Knowing how to reach out to people the right way can be the difference between ignored messages and ones that spark lasting relationships. Here's how to effectively connect with four key LinkedIn user types - hiring managers, mentors, other IT pros and former managers - along with tips on how to get what you want from them.
1. How to contact hiring managers, HR reps on LinkedIn
If you recently applied for a job or completed an interview, you might be eager to reach out to the hiring manager or HR representative for updates. If you're hesitant about whether LinkedIn is the right way to communicate, trust your instinct and don't reach out via the social networks, according to career strategist and LinkedIn expert Nicole Williams. However, in the right situations, connecting with hiring pros via LinkedIn can show your continued interest in the position and commitment to the process, and it can keep you and your resume top of mind, Williams says.

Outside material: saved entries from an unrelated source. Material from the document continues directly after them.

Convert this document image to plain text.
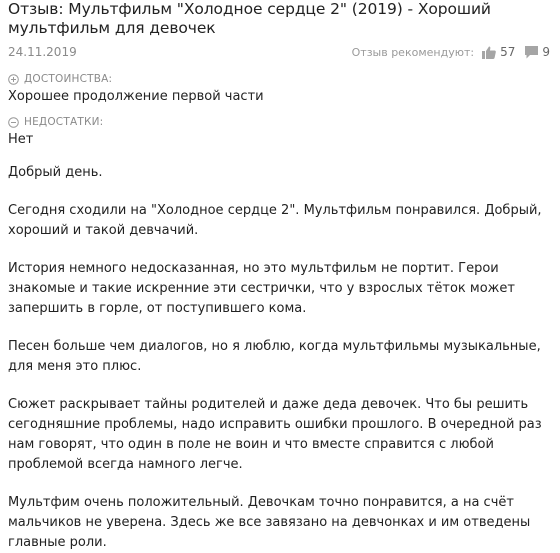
Отзыв: Мультфильм "Холодное сердце 2" (2019) - Хороший мультфильм для девочек
24.11.2019	Отзыв рекомендуют: 57 9
ДОСТОИНСТВА:
Хорошее продолжение первой части
НЕДОСТАТКИ:
Нет

Добрый день.

Сегодня сходили на "Холодное сердце 2". Мультфильм понравился. Добрый, хороший и такой девчачий.

История немного недосказанная, но это мультфильм не портит. Герои знакомые и такие искренние эти сестрички, что у взрослых тёток может запершить в горле, от поступившего кома.

Песен больше чем диалогов, но я люблю, когда мультфильмы музыкальные, для меня это плюс.

Сюжет раскрывает тайны родителей и даже деда девочек. Что бы решить сегодняшние проблемы, надо исправить ошибки прошлого. В очередной раз нам говорят, что один в поле не воин и что вместе справится с любой проблемой всегда намного легче.

Мультфим очень положительный. Девочкам точно понравится, а на счёт мальчиков не уверена. Здесь же все завязано на девчонках и им отведены главные роли.
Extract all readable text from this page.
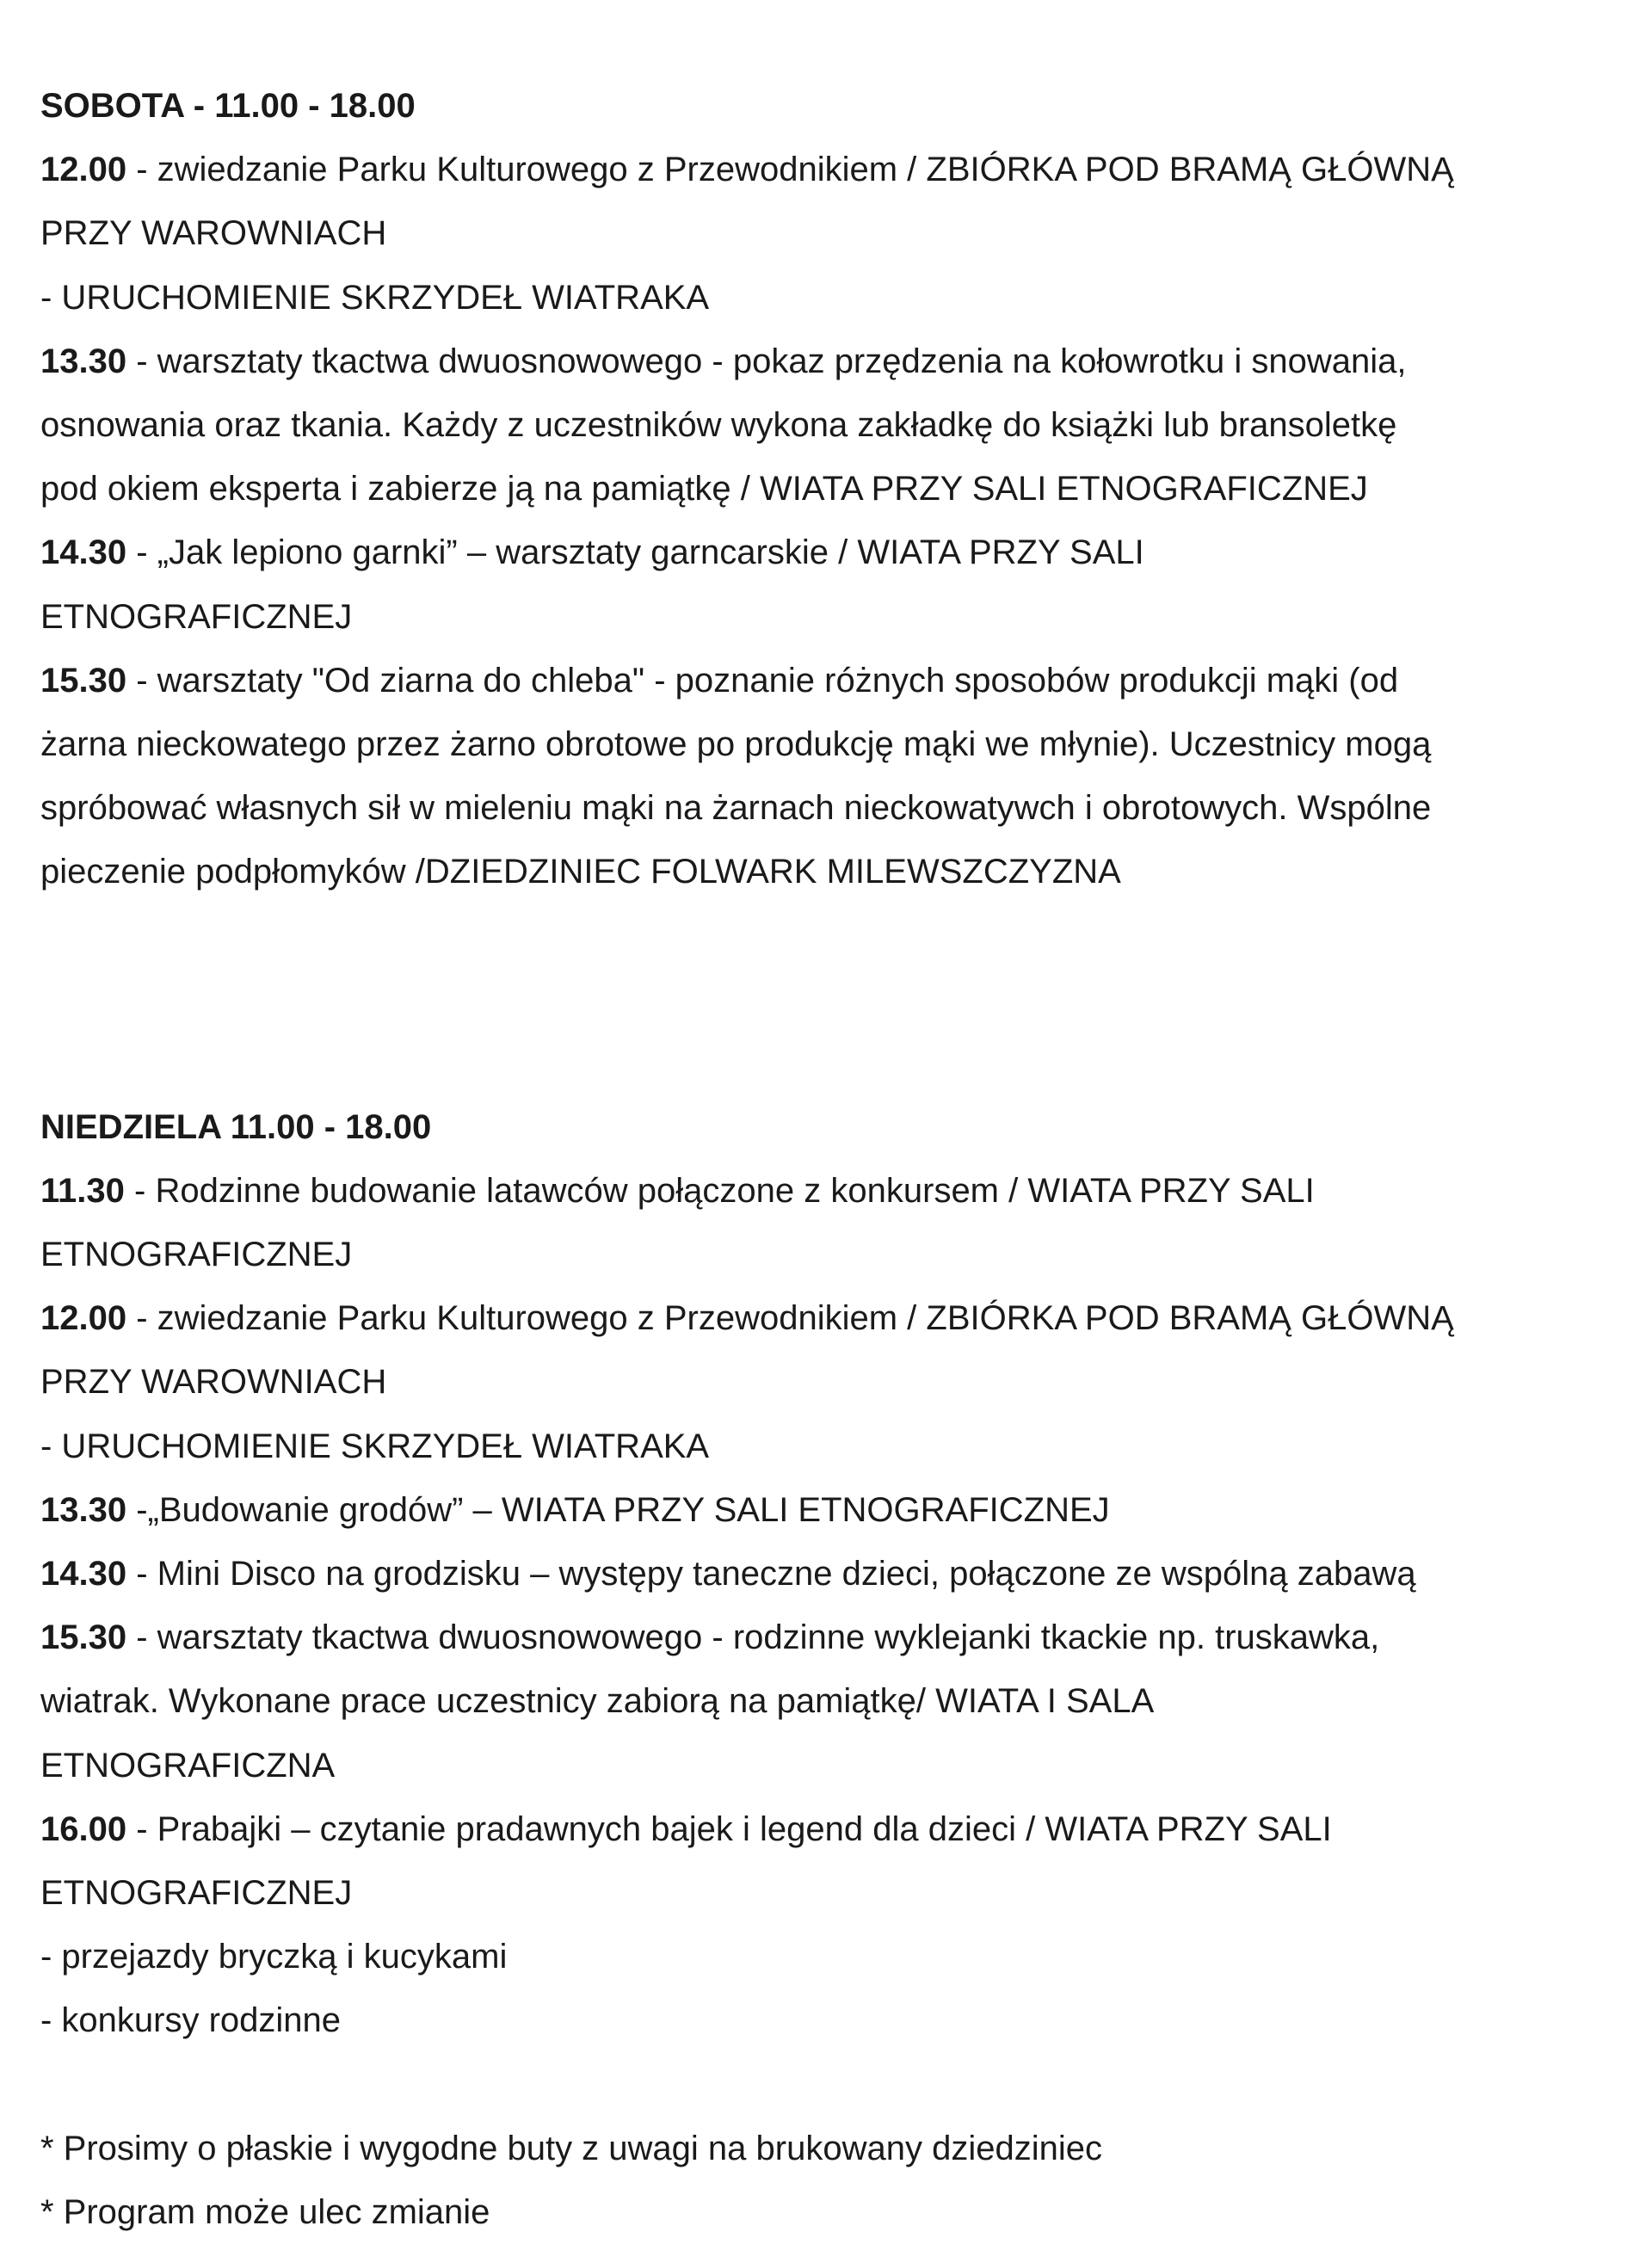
SOBOTA - 11.00 - 18.00
12.00 - zwiedzanie Parku Kulturowego z Przewodnikiem / ZBIÓRKA POD BRAMĄ GŁÓWNĄ
PRZY WAROWNIACH
- URUCHOMIENIE SKRZYDEŁ WIATRAKA
13.30 - warsztaty tkactwa dwuosnowowego - pokaz przędzenia na kołowrotku i snowania,
osnowania oraz tkania. Każdy z uczestników wykona zakładkę do książki lub bransoletkę
pod okiem eksperta i zabierze ją na pamiątkę / WIATA PRZY SALI ETNOGRAFICZNEJ
14.30 - „Jak lepiono garnki” – warsztaty garncarskie / WIATA PRZY SALI
ETNOGRAFICZNEJ
15.30 - warsztaty "Od ziarna do chleba" - poznanie różnych sposobów produkcji mąki (od
żarna nieckowatego przez żarno obrotowe po produkcję mąki we młynie). Uczestnicy mogą
spróbować własnych sił w mieleniu mąki na żarnach nieckowatywch i obrotowych. Wspólne
pieczenie podpłomyków /DZIEDZINIEC FOLWARK MILEWSZCZYZNA
NIEDZIELA 11.00 - 18.00
11.30 - Rodzinne budowanie latawców połączone z konkursem / WIATA PRZY SALI
ETNOGRAFICZNEJ
12.00 - zwiedzanie Parku Kulturowego z Przewodnikiem / ZBIÓRKA POD BRAMĄ GŁÓWNĄ
PRZY WAROWNIACH
- URUCHOMIENIE SKRZYDEŁ WIATRAKA
13.30 -„Budowanie grodów” – WIATA PRZY SALI ETNOGRAFICZNEJ
14.30 - Mini Disco na grodzisku – występy taneczne dzieci, połączone ze wspólną zabawą
15.30 - warsztaty tkactwa dwuosnowowego - rodzinne wyklejanki tkackie np. truskawka,
wiatrak. Wykonane prace uczestnicy zabiorą na pamiątkę/ WIATA I SALA
ETNOGRAFICZNA
16.00 - Prabajki – czytanie pradawnych bajek i legend dla dzieci / WIATA PRZY SALI
ETNOGRAFICZNEJ
- przejazdy bryczką i kucykami
- konkursy rodzinne
* Prosimy o płaskie i wygodne buty z uwagi na brukowany dziedziniec
* Program może ulec zmianie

LinkedIn does not let users message others if they're not already connected or don't have paid accounts. So if you want to reach out to someone with whom you're not connected, send an invitation first, with a customized personal note. "Keep your message concise and friendly, and let them know it was great meeting them and their team," she says. "Bring up an anecdote or topic that was floated around during your interview and expand on it. The interview is still going on at this point. Impress them with this message, and keep it brief."

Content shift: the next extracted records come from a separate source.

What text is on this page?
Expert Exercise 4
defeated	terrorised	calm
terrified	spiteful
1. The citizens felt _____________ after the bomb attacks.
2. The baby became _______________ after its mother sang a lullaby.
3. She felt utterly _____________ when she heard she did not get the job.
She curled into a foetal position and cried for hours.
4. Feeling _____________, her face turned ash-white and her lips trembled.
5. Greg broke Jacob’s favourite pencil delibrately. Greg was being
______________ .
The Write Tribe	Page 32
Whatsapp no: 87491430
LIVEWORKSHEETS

If you use LinkedIn to follow up on a job application, first make sure the contents of your resume match your LinkedIn profile, Angove says. "One of the easiest ways to turn off a hiring manager is if dates or info don't line up."
In your message, it's a good idea to let recipients know how you applied to the job, and tell them you're following up to answer any questions they may have, Angove says. The message should be short and to the point. "Don't follow up more than once with them via LinkedIn," he says. "LinkedIn sends your message to both their LinkedIn account and the email address they associate with it, so they'll see it in two places." And if you don't receive a timely response, consider reaching out to someone else in HR with a slightly different message, he says.
2. How to message potential mentors on LinkedIn
If you hope to find a new mentor on LinkedIn, you need to know where to look. LinkedIn's "Groups" and "Advanced Search" features are two good places to start.
You should first search for relevant Groups based on your location, according to Angove. This can help you find nearby professionals, cultivate relationship, and then seek out the most active users. "These are the people who are already in the mindset of being a mentor - they're already sharing, they're already teaching," he says.